Cathie Wood defended her firm’s innovation-focused portfolio, saying she sees “spectacular returns” for Ark Invest over the next five years.
“Given our expectations for growth in these new technologies, I think we’re going to see some spectacular returns,” the Ark Invest CEO told CNBC’s “Capital Connection.”
Her comments come after her firm’s flagship fund has been caught in the recent tech-led sell-off. The Ark Innovation ETF has nearly halved in the past 12 months. In comparison, the benchmark S&P 500 is up nearly 15% in the same time period.
“We’ve been in a terrible bear market for innovation,” she admitted. “However, if you look from the bottom of the coronavirus to that peak [of the Ark Innovation ETF] in February of ’21, we were up 358%.”
Wood said, however, the firm has seen “significant inflows” since Jan. 17. Indeed, the AARK fund has seen inflows of nearly $1 billion during that period, according to ETF.com.

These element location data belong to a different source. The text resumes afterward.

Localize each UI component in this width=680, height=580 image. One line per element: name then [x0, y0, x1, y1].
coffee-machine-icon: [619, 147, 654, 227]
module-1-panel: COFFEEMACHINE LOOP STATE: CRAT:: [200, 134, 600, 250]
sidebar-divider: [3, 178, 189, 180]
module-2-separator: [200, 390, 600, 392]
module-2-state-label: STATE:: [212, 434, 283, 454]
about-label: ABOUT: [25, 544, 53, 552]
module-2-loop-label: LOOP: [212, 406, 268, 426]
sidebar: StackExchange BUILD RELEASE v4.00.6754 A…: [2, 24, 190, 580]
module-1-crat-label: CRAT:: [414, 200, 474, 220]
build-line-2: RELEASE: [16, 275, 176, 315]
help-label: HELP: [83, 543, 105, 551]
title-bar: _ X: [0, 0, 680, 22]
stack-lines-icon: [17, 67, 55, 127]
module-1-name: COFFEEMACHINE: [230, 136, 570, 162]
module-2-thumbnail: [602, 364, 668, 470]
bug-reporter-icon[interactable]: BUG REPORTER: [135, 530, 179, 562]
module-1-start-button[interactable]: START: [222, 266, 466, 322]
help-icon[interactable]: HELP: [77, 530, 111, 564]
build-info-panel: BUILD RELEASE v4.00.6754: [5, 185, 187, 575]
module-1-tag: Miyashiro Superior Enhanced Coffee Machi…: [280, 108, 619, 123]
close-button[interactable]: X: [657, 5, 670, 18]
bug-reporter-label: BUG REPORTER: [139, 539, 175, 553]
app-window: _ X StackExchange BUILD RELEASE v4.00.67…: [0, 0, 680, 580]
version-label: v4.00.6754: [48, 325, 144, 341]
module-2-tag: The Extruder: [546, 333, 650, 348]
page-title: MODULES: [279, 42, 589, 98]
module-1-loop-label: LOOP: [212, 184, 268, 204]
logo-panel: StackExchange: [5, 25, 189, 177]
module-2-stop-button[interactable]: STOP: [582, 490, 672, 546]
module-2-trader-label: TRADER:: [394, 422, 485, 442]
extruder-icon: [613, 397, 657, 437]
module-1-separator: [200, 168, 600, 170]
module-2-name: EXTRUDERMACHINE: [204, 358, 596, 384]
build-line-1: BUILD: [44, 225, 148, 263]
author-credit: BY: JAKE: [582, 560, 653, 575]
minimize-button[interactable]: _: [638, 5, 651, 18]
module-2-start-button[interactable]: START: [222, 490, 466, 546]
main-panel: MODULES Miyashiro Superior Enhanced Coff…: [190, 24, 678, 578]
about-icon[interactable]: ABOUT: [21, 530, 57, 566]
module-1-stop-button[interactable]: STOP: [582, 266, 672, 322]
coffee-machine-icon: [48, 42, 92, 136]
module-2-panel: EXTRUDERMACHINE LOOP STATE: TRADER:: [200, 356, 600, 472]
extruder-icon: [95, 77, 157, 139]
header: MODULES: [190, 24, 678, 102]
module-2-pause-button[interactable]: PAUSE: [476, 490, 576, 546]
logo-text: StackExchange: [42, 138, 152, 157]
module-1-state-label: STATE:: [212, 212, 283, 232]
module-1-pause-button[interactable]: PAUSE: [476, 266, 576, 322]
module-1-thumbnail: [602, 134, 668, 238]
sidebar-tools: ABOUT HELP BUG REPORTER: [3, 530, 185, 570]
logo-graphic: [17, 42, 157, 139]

“I think a lot of our investor base is averaging down,” she said. Averaging down refers to the investment strategy of buying more units of an asset when its price drops.
“You’d be amazed if you average down over time, how quickly a strategy can come back above that average. And if we’re right, significantly above that average over the next five years,” Wood said.
Wood said the world is currently facing “all kinds of problems” and innovation is set be the answer.
She pointed to the ongoing war in Ukraine, which has has triggered a surge in the prices for some commodities like oil. Wood said the conflict is set to lead to “a lot of demand destruction and substitution into innovation” such as a switch toward electric vehicles away from those that are gas-powered.
She described her firm as the closest thing to a venture capital fund in the public markets, which value these frontier technology companies differently than private markets.
“If you compare what’s going on in the public equity markets to the private equity markets, when it comes to innovation, we’ve seen a 60% drawdown in the last year. The private markets have seen a 20% increase … as we have analyzed it through Crunchbase,” Wood said.
She attributed this to public markets being “filled with investors who are benchmark sensitive,” as opposed to private markets investors who see the “explosive growth opportunities” in major innovation platforms.
While technology is already a heavyweight in the S&P 500, accounting for 28% of the index, Wood said those stocks are “part of the success in the past.”
“Our technology stocks are going to be the future successes and they will end up in the indexes,” she said.